The reason CoD makes so much more money than every other game is because they release a new $70 boxed copy every year. Your issue is you are comparing Overwatch revenue to an annual release and not comparing it to other ongoing games. You should leave the profit talk to your idol CosmicElf because you really suck at trying to break things down too.
I think with the loot boxes, even though a lot of people were earning free skins or got lucky and pulled skins with few loot boxes, there were plenty of people still purchasing and spending an average amount to gamble and gain items. Despite that, I think they maybe found that by the time they started to work on the sequel project or whatever other endeavors, that there was not enough consistency with their profits and it was always in decline over time. They needed that rejuvenation, or create a renewed interest into the game that could bring another injection of a large amount of cash to continue to work on or expand on their franchise (and of course make more money).
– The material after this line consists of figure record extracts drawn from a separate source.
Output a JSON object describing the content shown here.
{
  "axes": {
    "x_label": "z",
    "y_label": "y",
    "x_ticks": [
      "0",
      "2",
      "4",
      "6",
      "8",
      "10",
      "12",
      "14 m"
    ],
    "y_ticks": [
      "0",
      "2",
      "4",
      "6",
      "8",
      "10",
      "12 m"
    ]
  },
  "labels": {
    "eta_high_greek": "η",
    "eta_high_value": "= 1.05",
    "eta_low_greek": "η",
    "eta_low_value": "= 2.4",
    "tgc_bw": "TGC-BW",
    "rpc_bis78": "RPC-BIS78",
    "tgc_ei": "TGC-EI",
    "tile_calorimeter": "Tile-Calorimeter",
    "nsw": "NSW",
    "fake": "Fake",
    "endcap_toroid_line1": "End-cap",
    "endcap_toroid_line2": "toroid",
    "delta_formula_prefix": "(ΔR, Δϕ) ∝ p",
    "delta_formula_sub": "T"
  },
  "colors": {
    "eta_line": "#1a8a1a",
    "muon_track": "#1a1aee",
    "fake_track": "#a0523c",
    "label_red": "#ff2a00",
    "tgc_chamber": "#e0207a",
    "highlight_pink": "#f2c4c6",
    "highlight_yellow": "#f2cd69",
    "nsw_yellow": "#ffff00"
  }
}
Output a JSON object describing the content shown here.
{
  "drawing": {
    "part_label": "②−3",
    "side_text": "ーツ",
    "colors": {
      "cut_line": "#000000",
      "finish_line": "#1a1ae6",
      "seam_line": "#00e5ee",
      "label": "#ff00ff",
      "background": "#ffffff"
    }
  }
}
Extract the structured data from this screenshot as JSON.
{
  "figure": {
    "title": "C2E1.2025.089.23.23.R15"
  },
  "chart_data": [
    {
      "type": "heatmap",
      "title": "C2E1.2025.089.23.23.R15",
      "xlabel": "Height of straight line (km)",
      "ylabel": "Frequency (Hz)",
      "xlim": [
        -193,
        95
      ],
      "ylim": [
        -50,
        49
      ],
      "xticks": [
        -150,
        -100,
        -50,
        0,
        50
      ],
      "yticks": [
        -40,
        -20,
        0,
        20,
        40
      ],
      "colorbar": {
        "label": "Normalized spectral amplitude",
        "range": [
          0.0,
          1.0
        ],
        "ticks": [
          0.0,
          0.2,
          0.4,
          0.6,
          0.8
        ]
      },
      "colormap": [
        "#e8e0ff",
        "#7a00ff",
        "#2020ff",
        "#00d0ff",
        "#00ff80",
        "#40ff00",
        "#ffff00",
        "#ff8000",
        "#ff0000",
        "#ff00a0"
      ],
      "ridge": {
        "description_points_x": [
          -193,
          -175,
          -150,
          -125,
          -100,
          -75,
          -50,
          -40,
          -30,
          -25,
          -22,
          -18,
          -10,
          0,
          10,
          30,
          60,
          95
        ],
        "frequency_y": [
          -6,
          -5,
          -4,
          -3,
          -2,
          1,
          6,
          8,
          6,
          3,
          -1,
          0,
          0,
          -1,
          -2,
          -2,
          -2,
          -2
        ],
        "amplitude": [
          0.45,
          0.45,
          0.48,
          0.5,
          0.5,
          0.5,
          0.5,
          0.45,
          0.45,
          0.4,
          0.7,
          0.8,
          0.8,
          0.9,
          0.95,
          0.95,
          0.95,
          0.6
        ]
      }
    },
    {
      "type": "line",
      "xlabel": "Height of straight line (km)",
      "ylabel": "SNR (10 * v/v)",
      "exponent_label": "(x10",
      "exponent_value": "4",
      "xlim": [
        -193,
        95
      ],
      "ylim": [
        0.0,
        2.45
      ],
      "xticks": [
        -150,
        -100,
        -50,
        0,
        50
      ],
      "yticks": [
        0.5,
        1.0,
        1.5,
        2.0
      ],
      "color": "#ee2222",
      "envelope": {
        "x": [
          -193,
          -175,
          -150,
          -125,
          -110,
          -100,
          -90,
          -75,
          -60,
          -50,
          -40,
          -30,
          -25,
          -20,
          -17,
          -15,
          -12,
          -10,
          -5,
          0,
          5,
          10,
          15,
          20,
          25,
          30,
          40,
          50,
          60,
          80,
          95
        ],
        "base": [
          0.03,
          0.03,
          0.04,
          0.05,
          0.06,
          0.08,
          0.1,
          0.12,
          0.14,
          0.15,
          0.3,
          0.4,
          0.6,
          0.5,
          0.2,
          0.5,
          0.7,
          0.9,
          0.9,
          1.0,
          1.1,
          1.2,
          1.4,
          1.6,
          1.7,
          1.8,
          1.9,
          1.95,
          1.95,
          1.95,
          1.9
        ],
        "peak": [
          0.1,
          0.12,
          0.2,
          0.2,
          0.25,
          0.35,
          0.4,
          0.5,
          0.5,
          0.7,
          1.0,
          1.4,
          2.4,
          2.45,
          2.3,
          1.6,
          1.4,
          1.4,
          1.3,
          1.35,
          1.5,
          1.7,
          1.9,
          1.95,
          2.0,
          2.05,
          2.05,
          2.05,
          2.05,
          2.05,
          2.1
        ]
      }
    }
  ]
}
Also, I think another part of it is that other companies are making more money more effectively and efficiently, while maintaining more frequent player engagement with their product. Keeping the population higher and on the minds of the consumer or populous at large (great for ads and branding). So, I guess they figure they should keep up with that or get stuck in the trap of making constant sequels (cod style); or attempt to continue their previous live service model without a competitive monetization system (or rather a monetization system that made sure they maximized and maintained their slice of the market pie).
It’s a “ludicrously bad take” when people act baffled by the fact that a massive pubically traded company makes changes to maximize profit on a game that wasn’t really making a lot of money. The fact that still confuses people is crazy to me.
Why am I here? I still play OW. Not as much as I used to, but it’s still a fun game. I think the game is different than it was six months ago. I’ll keep playing it casually for a long time, I won’t play it competitively like I used to. OW is moving to more of a casual game (they’re betting on the fact there’s more money in that). That means they’ll drive out some of the long time OW1 players, but attract a new audience.
Kid, you don’t even know basic math. You come across as uneducated and borderline illiterate. That’s why you keep CosmicElfs posts on standby because you are mentally incapable of making your own point. Also what happened to this?
Did my questioning of Wisconsins poor education system strike a nerve?
You can never just take something away from your playerbase and expect it to go well. But at the end of the day, the old men sitting in a board room with the lead dev explaining that if they can’t afford that third new shiny new car by the end of the year, they’ll have to fire everyone.
It’s like giving a child a new toy for some time, then one day just yanking it out of their hands and throwing it away. A guaranteed way to make your loudest supporters turn against you. It doesn’t even matter what you replace it with, because it will never replace what you took away.
It’s not to say that maximizing profit isn’t allowed, but good luck explaining to a playerbase about how pushing more sales of things that were once free* will go over well.
Yeah, definitely. It’s pretty easy to see that they really want to push that casual angle now. It does have a conflict with how hard Blizzard will push their IPs to be e-sports ready in the past, but hey, at least it’s not HOTS.
Blizzard actually cares about OW, or as much as my stockholm syndrome will tell me they do.